国連の専門機関である国際海事機関(IMO)の理事会は、イランがホルムズ海峡の航行を管理しようとする動きを拒否するよう加盟国に求める決定を下した。この動きは、世界で最も重要な石油輸送の要衝における地政学的緊張の高まりを浮き彫りにしている。
IMO理事会、イランの主権主張を非難
ロンドンに本部を置くIMOの理事会は今週開催された会合で、イランが「海峡の交通を管理するとされる組織を設立した」ことを「強く非難する」という拘束力のない決定を採択した。この決定は、最近の米国とイラン間の敵対行為や船舶への攻撃を受け、航行の安全確保が議論される中で下された。

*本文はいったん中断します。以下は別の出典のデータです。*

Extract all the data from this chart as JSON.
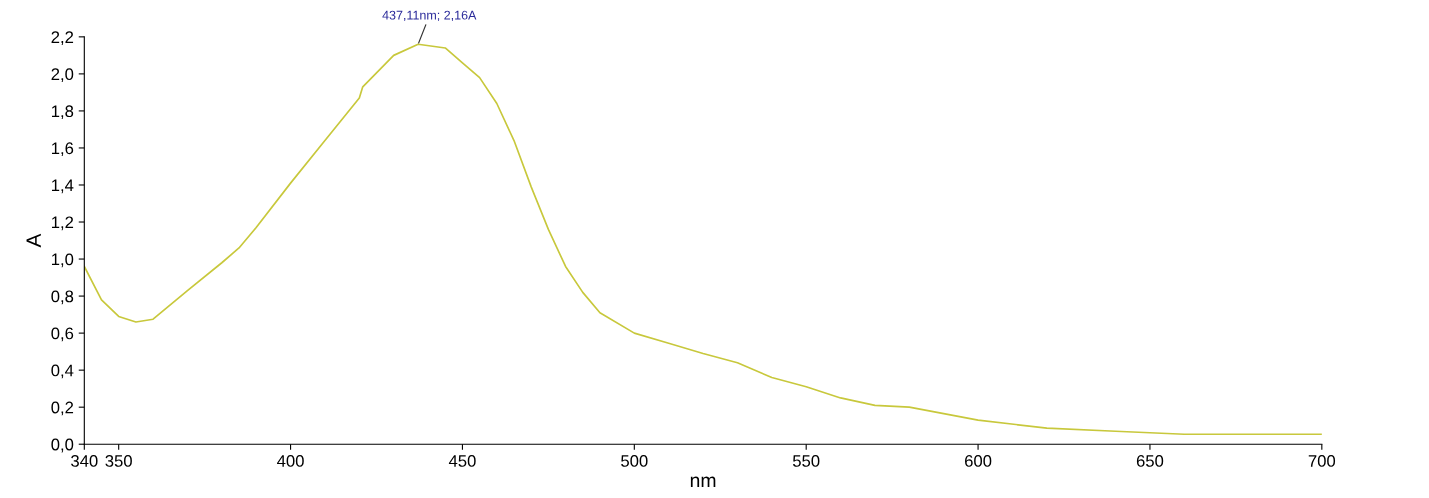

ロイター通信が報じた決定文によると、理事会は加盟国に対し、以下の点を認めないよう呼びかけている。
- ホルムズ海峡に対するイランの主権の主張
- 第三国の海域に対するイランの管轄権の主張
- イランによる国際航行の「閉鎖、妨害、阻害、その他干渉」を目的としたあらゆる決定
イラン側の反論と背景
Adイランは最近、「ペルシャ湾海峡庁」を設立し、6月の勧告で同庁が発行する「有効な通航許可証」なしに船舶が海峡を通過することを禁じると発表していた。

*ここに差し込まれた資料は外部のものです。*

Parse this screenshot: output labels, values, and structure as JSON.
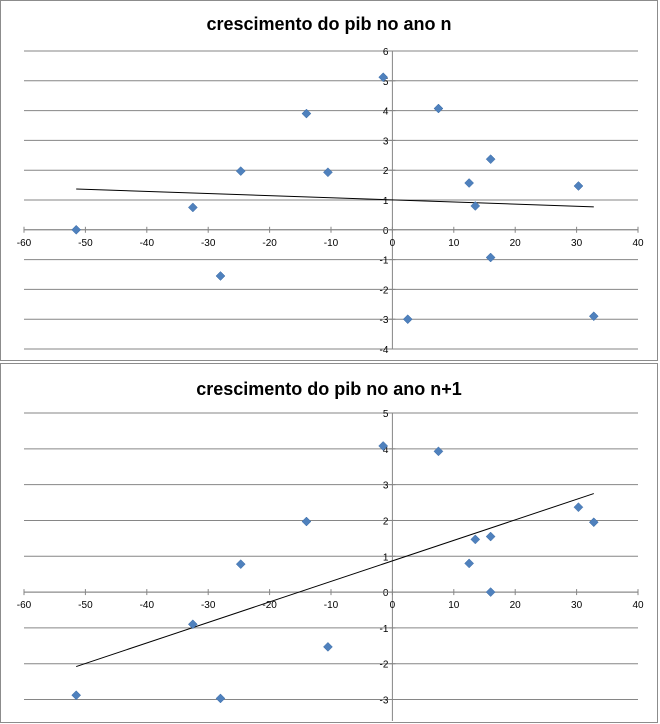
{
  "charts": [
    {
      "title": "crescimento do pib no ano n",
      "chart_data": {
        "type": "scatter",
        "title": "crescimento do pib no ano n",
        "xlabel": "",
        "ylabel": "",
        "xlim": [
          -60,
          40
        ],
        "ylim": [
          -4,
          6
        ],
        "x_ticks": [
          "-60",
          "-50",
          "-40",
          "-30",
          "-20",
          "-10",
          "0",
          "10",
          "20",
          "30",
          "40"
        ],
        "y_ticks": [
          "6",
          "5",
          "4",
          "3",
          "2",
          "1",
          "0",
          "-1",
          "-2",
          "-3",
          "-4"
        ],
        "points": [
          {
            "x": -51.5,
            "y": 0.0
          },
          {
            "x": -32.5,
            "y": 0.75
          },
          {
            "x": -28.0,
            "y": -1.55
          },
          {
            "x": -24.7,
            "y": 1.97
          },
          {
            "x": -14.0,
            "y": 3.9
          },
          {
            "x": -10.5,
            "y": 1.93
          },
          {
            "x": -1.5,
            "y": 5.12
          },
          {
            "x": 2.5,
            "y": -3.0
          },
          {
            "x": 7.5,
            "y": 4.07
          },
          {
            "x": 12.5,
            "y": 1.57
          },
          {
            "x": 13.5,
            "y": 0.8
          },
          {
            "x": 16.0,
            "y": 2.37
          },
          {
            "x": 16.0,
            "y": -0.93
          },
          {
            "x": 30.3,
            "y": 1.47
          },
          {
            "x": 32.8,
            "y": -2.9
          }
        ],
        "trendline": {
          "x": [
            -51.5,
            32.8
          ],
          "y": [
            1.37,
            0.77
          ]
        },
        "grid": "horizontal",
        "marker_color": "#4f81bd",
        "line_color": "#000000"
      }
    },
    {
      "title": "crescimento do pib no ano n+1",
      "chart_data": {
        "type": "scatter",
        "title": "crescimento do pib no ano n+1",
        "xlabel": "",
        "ylabel": "",
        "xlim": [
          -60,
          40
        ],
        "ylim": [
          -3.6,
          5
        ],
        "x_ticks": [
          "-60",
          "-50",
          "-40",
          "-30",
          "-20",
          "-10",
          "0",
          "10",
          "20",
          "30",
          "40"
        ],
        "y_ticks": [
          "5",
          "4",
          "3",
          "2",
          "1",
          "0",
          "-1",
          "-2",
          "-3"
        ],
        "points": [
          {
            "x": -51.5,
            "y": -2.88
          },
          {
            "x": -32.5,
            "y": -0.9
          },
          {
            "x": -28.0,
            "y": -2.97
          },
          {
            "x": -24.7,
            "y": 0.78
          },
          {
            "x": -14.0,
            "y": 1.97
          },
          {
            "x": -10.5,
            "y": -1.53
          },
          {
            "x": -1.5,
            "y": 4.08
          },
          {
            "x": 7.5,
            "y": 3.93
          },
          {
            "x": 12.5,
            "y": 0.8
          },
          {
            "x": 13.5,
            "y": 1.47
          },
          {
            "x": 16.0,
            "y": 1.55
          },
          {
            "x": 16.0,
            "y": 0.0
          },
          {
            "x": 30.3,
            "y": 2.37
          },
          {
            "x": 32.8,
            "y": 1.95
          }
        ],
        "trendline": {
          "x": [
            -51.5,
            32.8
          ],
          "y": [
            -2.08,
            2.75
          ]
        },
        "grid": "horizontal",
        "marker_color": "#4f81bd",
        "line_color": "#000000"
      }
    }
  ]
}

これに対しイランはIMOの代表団を通じ、「選択的で、政治的動機に基づき、法的に根拠のない疑惑」を拒否すると表明。イランは国連海洋法条約(UNCLOS)の締約国ではなく、条約に基づく制度に拘束されないと主張した。テヘランの代表団は、これらの措置は「海上の安全とセキュリティを維持するため」であり、「海峡の閉鎖を構成するものではない」と述べた。
市場への影響
ホルムズ海峡は世界の石油供給にとって極めて重要な航路であり、この地域での緊張は原油価格や海運市場に直接的な影響を与える。船舶への攻撃は、すでに世界のエネルギー供給の安定性に対する懸念を再燃させていた。
今回のIMOの決定は法的な拘束力を持たないものの、イランの行動に対する国際的な外交圧力を示すものである。投資家は、ホルムズ海峡における航行の自由を巡る対立が、原油価格のボラティリティを高め、輸送コストを押し上げるリスク要因として、引き続き注視する必要がある。